When you’re at home, it’s easy to be eco-friendly. You eat organic. You compost your trash. On sunny days, you even ride your bike to work.
Once you arrive at the office, though, it’s another story: Every day, you print hundreds of pages of memos and documents, faxes, and photocopies. Entire forests have been decimated for the sake of your company’s new employee manual.
It’s a well-known fact that green tends to clash with corporate culture. But if you want to defend the forests against the evils of your office, there’s an easy way: Buy tree-free paper for all your printing needs.
Tree-free paper sounds a bit exotic, but the truth is, it’s the oldest kind of paper around: The first paper, created in China in 105 A.D., was made of plant fibers, and most paper through history has consisted of a blend of hemp and cotton, old rags, or other waste. But with the invention of the wood pulping process in the 19th century, trees became the easiest source for making paper – and there they went.

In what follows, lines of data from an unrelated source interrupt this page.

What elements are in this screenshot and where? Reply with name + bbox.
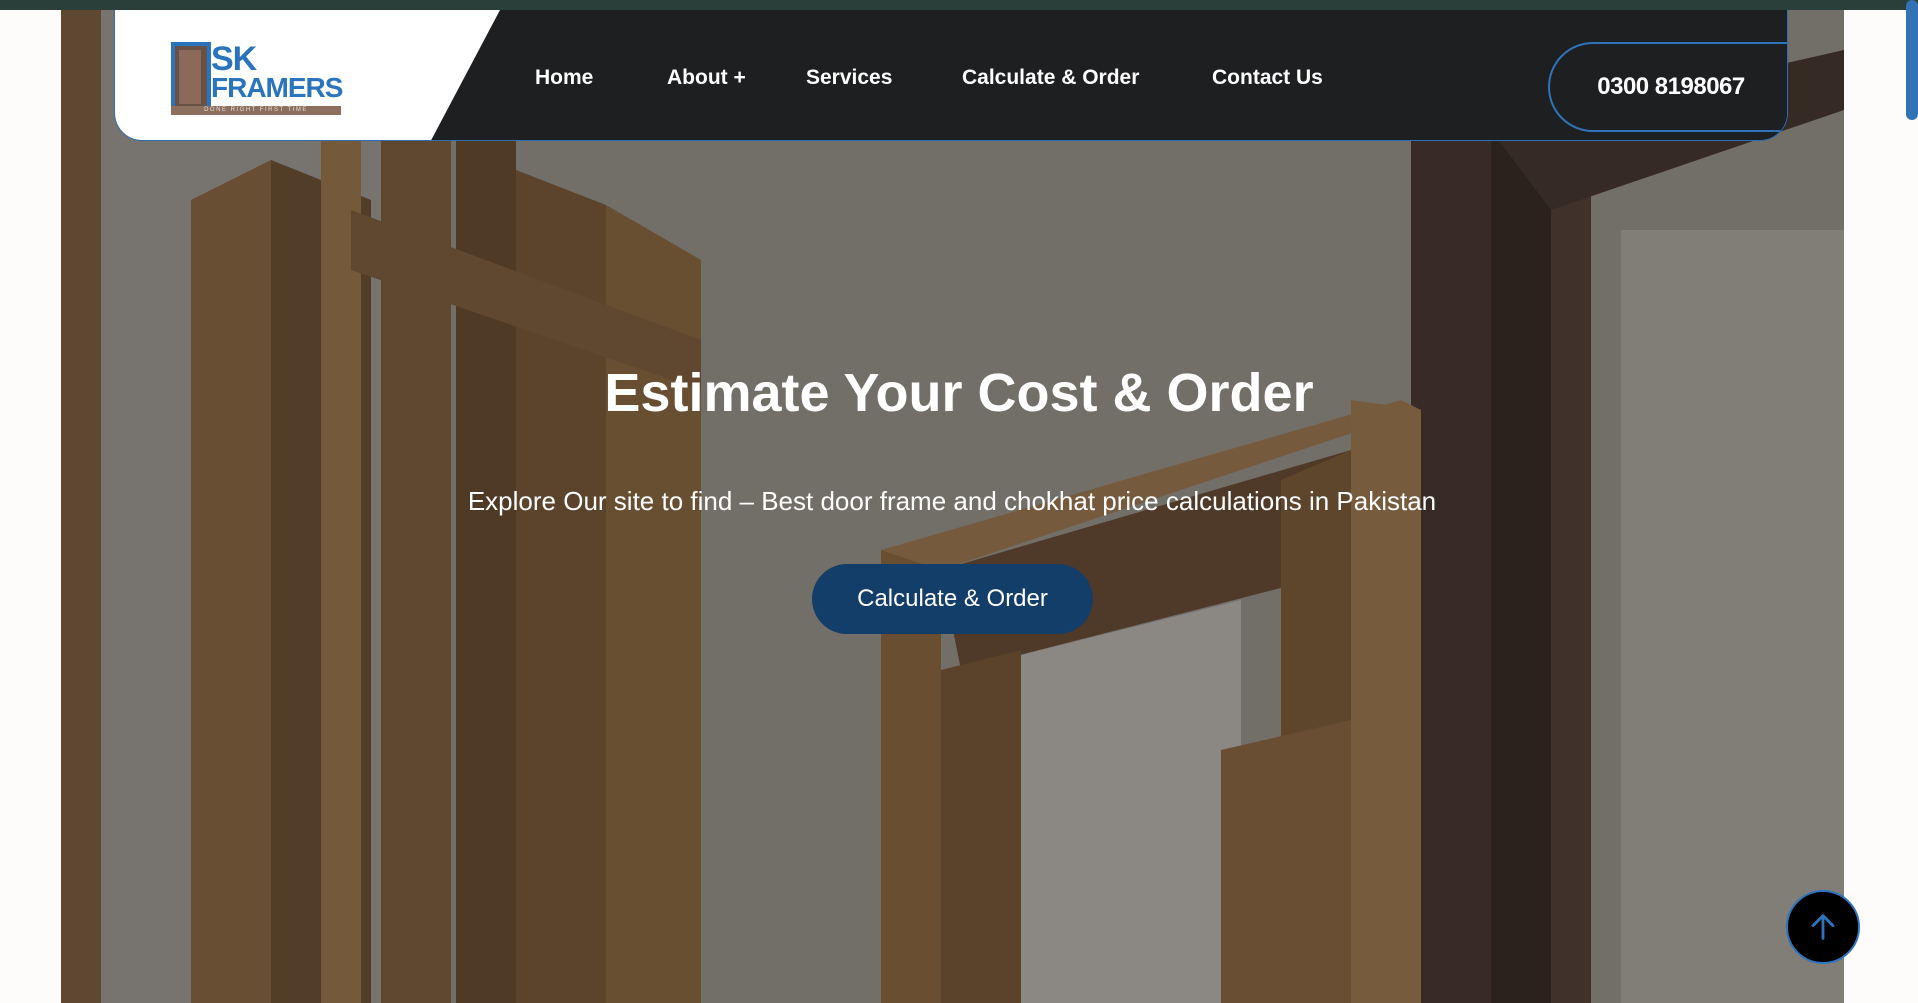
nav-contact-us[interactable]: Contact Us	[1212, 66, 1323, 90]
nav-about[interactable]: About +	[667, 66, 746, 90]
logo-zone: SK FRAMERS DONE RIGHT FIRST TIME	[115, 10, 500, 140]
sk-framers-logo[interactable]: SK FRAMERS DONE RIGHT FIRST TIME	[171, 40, 343, 115]
door-logo-icon	[171, 42, 211, 112]
hero-subtitle: Explore Our site to find – Best door fra…	[467, 486, 1437, 516]
calculate-order-button[interactable]: Calculate & Order	[812, 564, 1093, 634]
top-accent-strip	[0, 0, 1918, 10]
logo-text-framers: FRAMERS	[211, 72, 343, 103]
hero-title: Estimate Your Cost & Order	[604, 363, 1314, 423]
back-to-top-button[interactable]	[1786, 890, 1860, 964]
nav-home[interactable]: Home	[535, 66, 593, 90]
phone-contact-button[interactable]: 0300 8198067	[1548, 42, 1787, 132]
phone-number[interactable]: 0300 8198067	[1550, 44, 1787, 130]
arrow-up-icon	[1811, 914, 1835, 940]
nav-services[interactable]: Services	[806, 66, 892, 90]
nav-calculate-order[interactable]: Calculate & Order	[962, 66, 1139, 90]
page-scrollbar[interactable]	[1906, 0, 1918, 120]
logo-tagline: DONE RIGHT FIRST TIME	[171, 106, 341, 115]
site-header: SK FRAMERS DONE RIGHT FIRST TIME Home Ab…	[114, 10, 1788, 141]
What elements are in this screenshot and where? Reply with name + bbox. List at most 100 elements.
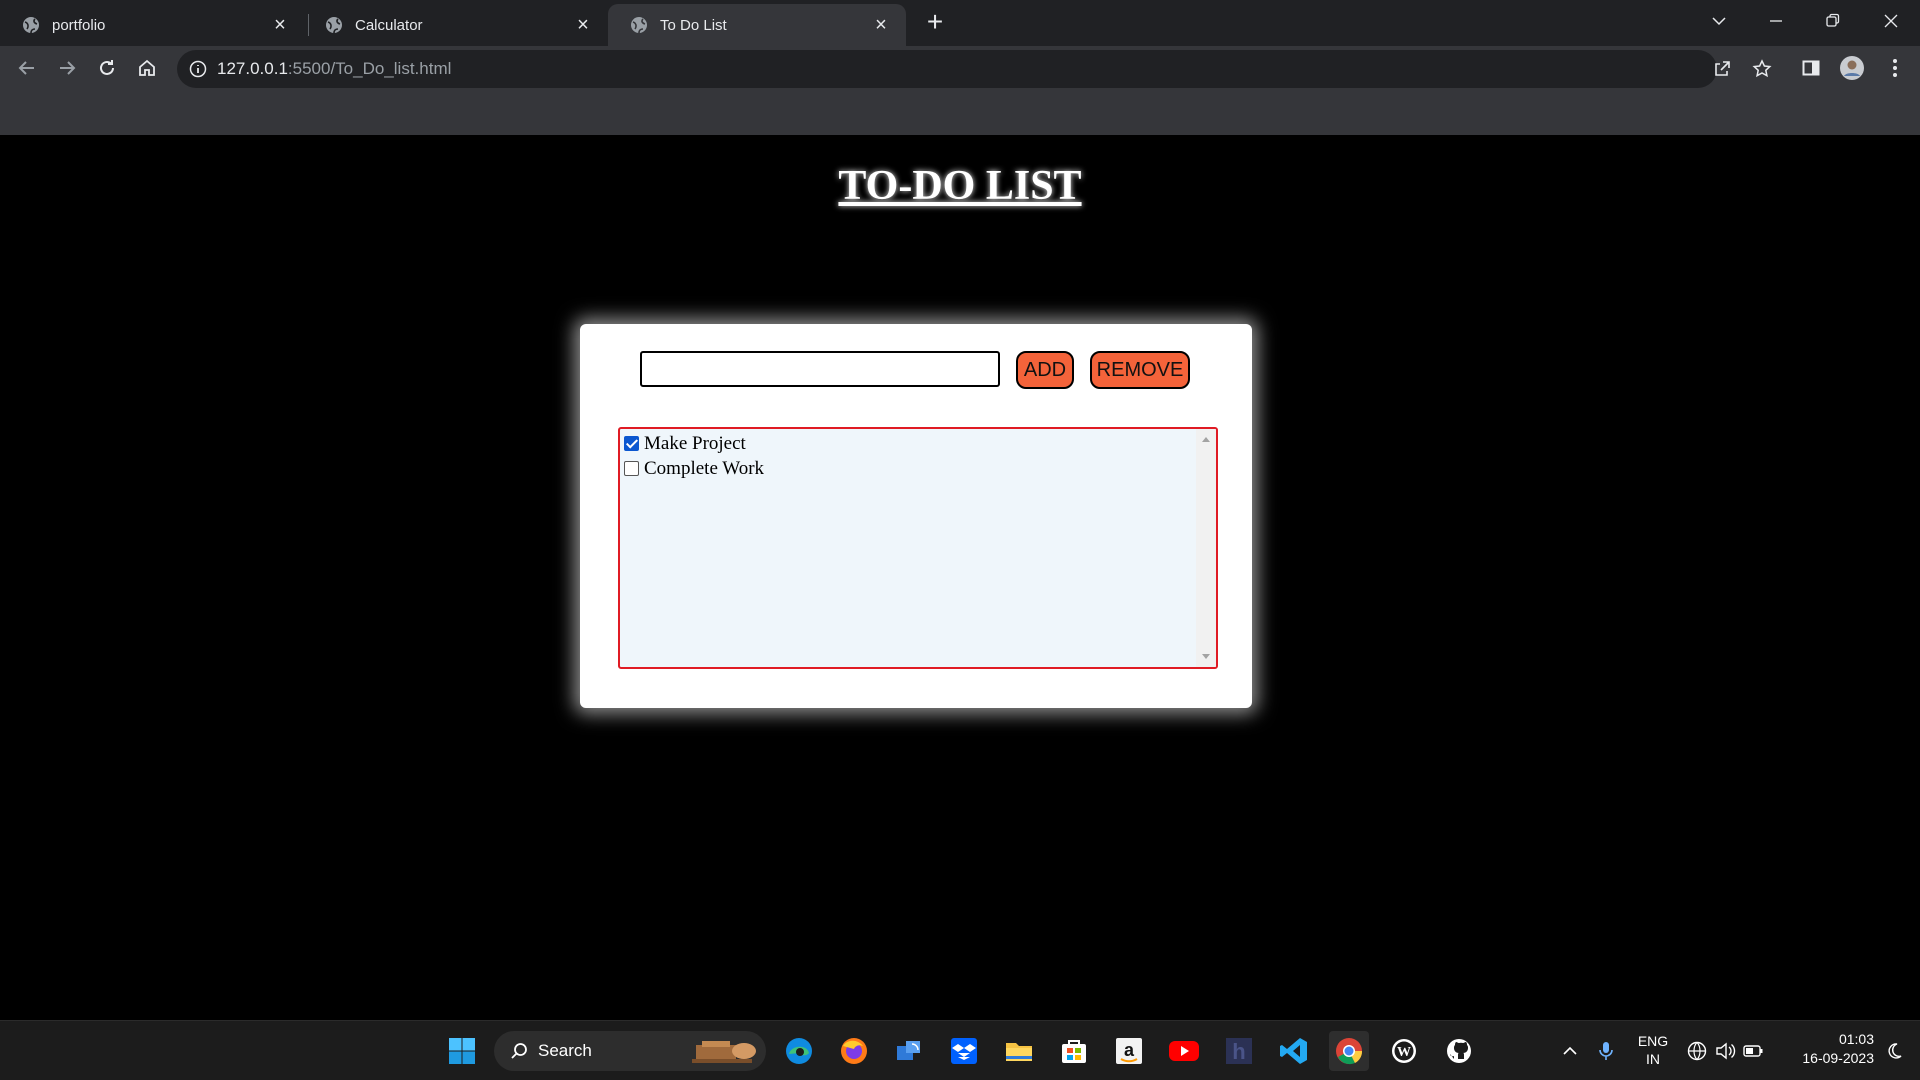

Still, it’s not too late to mend our evil eco-ways. According to United Nations, in many developing countries, one-third of the paper is created without the use of wood pulp, and other sources are slowly catching on in the rest of the world, too. Tree-free paper sources consist of crops like hemp or flax, agricultural residue including sugarcane husks and banana stalk fiber, and, as in the old days, cotton rags. By using tree-free paper, you’re not only helping forests to survive, but you’re also supporting far more eco-friendly production methods, which use fewer abrasive chemicals and less energy than wood-pulp paper production.